The only time someones ever written about me was in a blog post about how shitty i was as a person in general lol
Im sorry for possessing emotions. Im actively trying to suppress them
Why do i feel so angry?? WHY DO I FEEL LIKE GARBAGE IM GONNA EXPLODE
How do i regain my self worth
I wrote this poem over a year ago and i dont think anyones seen it but its very relevant to how i feel now. Between that period and now i became okay. It gives me hope that i can be okay again. I can give myself hope. Here is the poem:
I cannot help but notice that my inspiration to write leaks from the holes that have been punctured into my heart and mind.
And I am left wondering:
What am I if not the result of a past that has turned my pastimes into coffins that bare my dead pleasures?

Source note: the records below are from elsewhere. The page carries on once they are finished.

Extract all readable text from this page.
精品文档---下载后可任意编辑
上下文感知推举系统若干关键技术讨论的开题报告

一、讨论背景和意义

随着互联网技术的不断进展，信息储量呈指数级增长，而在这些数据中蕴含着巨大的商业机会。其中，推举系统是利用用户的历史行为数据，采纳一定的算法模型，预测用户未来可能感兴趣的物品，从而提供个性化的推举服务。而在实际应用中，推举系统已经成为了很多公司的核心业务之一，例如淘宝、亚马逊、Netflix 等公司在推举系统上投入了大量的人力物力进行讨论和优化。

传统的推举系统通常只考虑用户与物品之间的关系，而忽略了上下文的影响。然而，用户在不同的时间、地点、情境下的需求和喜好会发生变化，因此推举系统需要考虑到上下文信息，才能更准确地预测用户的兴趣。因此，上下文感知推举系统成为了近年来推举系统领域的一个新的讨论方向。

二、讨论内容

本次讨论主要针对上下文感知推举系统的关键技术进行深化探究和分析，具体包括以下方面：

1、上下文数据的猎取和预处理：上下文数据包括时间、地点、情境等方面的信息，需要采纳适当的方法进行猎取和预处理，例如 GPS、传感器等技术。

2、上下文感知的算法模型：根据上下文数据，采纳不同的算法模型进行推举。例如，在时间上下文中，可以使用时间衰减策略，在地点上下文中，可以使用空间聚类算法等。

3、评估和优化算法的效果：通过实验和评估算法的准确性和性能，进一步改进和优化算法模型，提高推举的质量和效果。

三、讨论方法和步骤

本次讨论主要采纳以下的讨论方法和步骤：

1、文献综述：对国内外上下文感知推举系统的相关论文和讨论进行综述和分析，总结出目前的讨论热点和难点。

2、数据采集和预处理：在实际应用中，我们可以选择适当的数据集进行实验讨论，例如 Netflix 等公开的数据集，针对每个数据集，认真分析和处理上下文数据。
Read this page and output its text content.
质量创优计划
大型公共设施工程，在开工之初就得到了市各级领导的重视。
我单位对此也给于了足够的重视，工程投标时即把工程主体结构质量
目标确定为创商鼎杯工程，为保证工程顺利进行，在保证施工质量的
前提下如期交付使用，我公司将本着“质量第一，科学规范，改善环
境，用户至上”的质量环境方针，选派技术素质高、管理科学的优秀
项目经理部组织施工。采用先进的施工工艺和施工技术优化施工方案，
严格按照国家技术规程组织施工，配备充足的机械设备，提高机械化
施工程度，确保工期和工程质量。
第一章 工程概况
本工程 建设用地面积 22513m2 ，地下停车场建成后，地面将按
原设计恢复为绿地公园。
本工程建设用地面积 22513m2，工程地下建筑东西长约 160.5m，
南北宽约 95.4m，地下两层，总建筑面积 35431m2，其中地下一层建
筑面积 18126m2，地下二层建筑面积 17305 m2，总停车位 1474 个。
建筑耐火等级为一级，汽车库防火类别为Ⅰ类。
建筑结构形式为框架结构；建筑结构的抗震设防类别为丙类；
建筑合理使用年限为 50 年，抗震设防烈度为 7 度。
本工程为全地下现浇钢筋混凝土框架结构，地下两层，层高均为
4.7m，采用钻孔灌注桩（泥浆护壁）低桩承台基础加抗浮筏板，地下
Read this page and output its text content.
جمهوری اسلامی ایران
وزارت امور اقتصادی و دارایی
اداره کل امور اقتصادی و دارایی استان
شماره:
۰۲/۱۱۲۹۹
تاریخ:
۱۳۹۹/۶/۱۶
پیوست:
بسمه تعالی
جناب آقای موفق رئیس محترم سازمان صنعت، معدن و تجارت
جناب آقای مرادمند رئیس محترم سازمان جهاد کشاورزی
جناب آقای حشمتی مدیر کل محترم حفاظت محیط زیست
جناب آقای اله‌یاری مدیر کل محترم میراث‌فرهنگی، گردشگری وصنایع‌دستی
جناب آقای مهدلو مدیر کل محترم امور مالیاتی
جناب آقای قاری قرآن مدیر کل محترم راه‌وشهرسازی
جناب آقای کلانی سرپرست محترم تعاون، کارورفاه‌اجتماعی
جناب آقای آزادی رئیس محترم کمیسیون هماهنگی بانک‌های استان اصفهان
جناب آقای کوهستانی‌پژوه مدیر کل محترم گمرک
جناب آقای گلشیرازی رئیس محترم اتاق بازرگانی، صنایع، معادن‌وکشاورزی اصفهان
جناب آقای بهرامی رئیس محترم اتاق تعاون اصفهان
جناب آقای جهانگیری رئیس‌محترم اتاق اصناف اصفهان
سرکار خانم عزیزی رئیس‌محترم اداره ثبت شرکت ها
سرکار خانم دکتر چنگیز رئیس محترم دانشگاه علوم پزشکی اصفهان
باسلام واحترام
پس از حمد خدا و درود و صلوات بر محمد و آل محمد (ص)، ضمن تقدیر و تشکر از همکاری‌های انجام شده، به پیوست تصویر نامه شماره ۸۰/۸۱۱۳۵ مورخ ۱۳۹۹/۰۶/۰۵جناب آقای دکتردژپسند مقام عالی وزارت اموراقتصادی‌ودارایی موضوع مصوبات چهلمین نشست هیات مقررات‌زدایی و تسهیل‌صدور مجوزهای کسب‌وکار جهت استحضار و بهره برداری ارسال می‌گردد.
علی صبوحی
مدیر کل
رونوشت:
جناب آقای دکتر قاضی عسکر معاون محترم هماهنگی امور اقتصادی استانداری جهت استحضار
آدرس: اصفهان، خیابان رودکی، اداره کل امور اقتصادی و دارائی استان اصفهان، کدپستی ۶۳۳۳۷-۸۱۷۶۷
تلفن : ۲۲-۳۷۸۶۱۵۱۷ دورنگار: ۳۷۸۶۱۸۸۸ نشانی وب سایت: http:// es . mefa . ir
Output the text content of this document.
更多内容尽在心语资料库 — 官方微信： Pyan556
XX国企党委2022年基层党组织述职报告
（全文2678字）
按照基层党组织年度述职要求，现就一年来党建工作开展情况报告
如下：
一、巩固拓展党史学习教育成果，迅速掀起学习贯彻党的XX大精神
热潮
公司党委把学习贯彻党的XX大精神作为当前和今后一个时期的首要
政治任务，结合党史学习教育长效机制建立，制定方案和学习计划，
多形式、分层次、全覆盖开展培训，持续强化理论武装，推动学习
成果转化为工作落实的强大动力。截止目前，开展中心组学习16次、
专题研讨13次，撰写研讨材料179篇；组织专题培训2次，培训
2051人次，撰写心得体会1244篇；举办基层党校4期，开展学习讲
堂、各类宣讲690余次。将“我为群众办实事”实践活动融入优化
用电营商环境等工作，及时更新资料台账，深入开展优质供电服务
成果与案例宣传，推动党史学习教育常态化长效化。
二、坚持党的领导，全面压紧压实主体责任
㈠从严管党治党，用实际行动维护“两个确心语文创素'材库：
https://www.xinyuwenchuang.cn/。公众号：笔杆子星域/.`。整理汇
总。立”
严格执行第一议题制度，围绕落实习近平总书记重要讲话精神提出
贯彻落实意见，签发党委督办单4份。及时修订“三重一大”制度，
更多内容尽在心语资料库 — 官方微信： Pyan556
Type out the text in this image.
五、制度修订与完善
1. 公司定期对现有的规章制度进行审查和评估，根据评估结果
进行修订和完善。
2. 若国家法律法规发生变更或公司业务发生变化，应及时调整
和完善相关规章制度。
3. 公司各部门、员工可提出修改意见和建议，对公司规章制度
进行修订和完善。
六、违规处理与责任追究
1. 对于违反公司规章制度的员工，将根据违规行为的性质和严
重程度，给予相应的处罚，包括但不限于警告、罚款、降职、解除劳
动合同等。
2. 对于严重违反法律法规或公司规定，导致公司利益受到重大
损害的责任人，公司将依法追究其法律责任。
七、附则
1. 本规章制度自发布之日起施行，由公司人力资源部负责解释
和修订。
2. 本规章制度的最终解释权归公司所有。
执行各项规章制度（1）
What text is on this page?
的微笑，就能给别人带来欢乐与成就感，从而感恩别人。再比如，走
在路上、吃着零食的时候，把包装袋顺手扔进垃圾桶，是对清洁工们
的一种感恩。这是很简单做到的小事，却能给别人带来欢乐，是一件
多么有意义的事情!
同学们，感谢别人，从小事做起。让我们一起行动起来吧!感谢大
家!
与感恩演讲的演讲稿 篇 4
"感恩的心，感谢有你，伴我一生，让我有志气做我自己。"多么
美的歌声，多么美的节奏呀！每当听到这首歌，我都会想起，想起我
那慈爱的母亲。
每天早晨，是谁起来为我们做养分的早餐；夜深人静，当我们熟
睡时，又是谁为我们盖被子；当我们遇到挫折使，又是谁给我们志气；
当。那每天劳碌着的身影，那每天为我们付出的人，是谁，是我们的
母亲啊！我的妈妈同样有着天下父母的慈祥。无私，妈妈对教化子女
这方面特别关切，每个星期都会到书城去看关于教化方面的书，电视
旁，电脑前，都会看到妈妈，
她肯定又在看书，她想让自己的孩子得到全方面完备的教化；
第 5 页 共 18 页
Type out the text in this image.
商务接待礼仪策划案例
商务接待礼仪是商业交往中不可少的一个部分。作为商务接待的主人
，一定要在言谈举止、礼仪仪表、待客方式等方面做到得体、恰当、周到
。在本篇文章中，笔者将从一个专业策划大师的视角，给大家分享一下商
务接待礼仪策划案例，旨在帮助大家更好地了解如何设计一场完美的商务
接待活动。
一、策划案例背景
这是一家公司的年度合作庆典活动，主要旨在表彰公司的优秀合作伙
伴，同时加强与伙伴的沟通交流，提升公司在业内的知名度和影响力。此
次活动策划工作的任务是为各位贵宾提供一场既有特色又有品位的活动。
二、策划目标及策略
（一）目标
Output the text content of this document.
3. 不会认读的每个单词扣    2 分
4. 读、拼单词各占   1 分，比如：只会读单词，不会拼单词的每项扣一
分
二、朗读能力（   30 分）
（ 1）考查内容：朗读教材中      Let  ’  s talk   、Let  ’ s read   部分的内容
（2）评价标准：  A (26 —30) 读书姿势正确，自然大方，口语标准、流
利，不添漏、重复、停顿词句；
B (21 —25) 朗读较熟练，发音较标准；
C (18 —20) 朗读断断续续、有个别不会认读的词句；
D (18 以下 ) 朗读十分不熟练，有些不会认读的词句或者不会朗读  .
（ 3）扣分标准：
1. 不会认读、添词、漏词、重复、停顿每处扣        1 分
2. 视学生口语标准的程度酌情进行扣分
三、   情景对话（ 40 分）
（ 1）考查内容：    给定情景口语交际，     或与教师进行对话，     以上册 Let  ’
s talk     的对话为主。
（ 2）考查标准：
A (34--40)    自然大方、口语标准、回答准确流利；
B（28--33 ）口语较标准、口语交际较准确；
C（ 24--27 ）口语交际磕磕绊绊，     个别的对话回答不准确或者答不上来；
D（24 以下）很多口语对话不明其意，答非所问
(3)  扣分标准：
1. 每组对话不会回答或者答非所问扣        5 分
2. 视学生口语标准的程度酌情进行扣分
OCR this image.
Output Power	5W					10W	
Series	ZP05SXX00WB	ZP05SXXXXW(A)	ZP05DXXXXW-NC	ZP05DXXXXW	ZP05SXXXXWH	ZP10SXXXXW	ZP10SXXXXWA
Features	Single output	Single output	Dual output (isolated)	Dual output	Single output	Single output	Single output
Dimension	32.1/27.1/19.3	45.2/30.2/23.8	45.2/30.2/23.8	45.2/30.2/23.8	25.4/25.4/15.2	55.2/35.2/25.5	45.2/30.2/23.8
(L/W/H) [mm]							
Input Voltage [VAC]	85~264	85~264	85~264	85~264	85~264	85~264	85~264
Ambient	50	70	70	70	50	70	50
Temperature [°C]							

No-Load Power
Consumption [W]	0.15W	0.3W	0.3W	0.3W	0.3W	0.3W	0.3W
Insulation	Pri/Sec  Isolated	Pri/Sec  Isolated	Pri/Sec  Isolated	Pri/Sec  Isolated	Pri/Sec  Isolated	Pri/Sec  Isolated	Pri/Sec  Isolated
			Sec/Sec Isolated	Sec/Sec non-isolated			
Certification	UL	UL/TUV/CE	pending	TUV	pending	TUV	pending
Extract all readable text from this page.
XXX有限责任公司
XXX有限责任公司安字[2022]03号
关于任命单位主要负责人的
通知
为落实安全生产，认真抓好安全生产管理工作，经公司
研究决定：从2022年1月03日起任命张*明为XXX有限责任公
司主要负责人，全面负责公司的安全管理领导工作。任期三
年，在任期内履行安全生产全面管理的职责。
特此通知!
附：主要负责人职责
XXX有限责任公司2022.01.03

What am I if not a visitor that grieves over the graves of my hobbies?
I used to write,
But the dates on my poems mark their expiration and I’m out of stock.
I used to read,
But I open my closet and look at a graveyard of books completed and books unfinished.
I used to be athletic,
But now I get my exercise from walking aimlessly around the city I call my home.
Though I have a goal to revive the dead.
This is my attempt to write, albeit triggered by the memory of my losses;
I have new books, though they’ve either been abandoned or untouched;
And I try to find destinations for my walks, but I still end up going in circles.
I have skills too:
I have a decent vocabulary, though I’m still struggling to explain.
I can converse about the phenomena I’ve learned, yet what I know about them is not enough to be useful.
And I can navigate through the city, but I still have no where to go.
So what am I?
What am I if not an unfinished project I myself have abandoned because it’s too much work?
What am I if not a lazy web of organs that fester and rot during the wasted time I devote to my worn out goal?
And what am I if not the set of unfortunate skills I am trying to employ to tell the world that I am nothing?
Today i realized that although im generally okay, im just demotivated from doing a lot of regular things. Its fueled by the fact that ive lost so many friends recently. Im making new friends but i have a long way to go before i can feel comfortable. Idk its probably not even that though. I just dont feel passionate about anything. I feel so lame and useless. I feel so dumb and immature. I have so much anxiety concerning my future and im not investing enough energy in fixing it. Im not investing enough energy in anything. It feels like i dont deserve to be alive. Who the fuck am i? Why am i not as present as i used to be? Why do i feel this weak? Why did i allow myself to become like this? Im just so dissatisfied with everything in my life. Everything. Im not satisfied with my academics. Im not satisfied with my family. Friends? Lol it doesnt even matter how i feel seeing how disposable i am to everyone. Idk i just want university to start again so i can perhaps isolate myself and just be... more okay than i am now.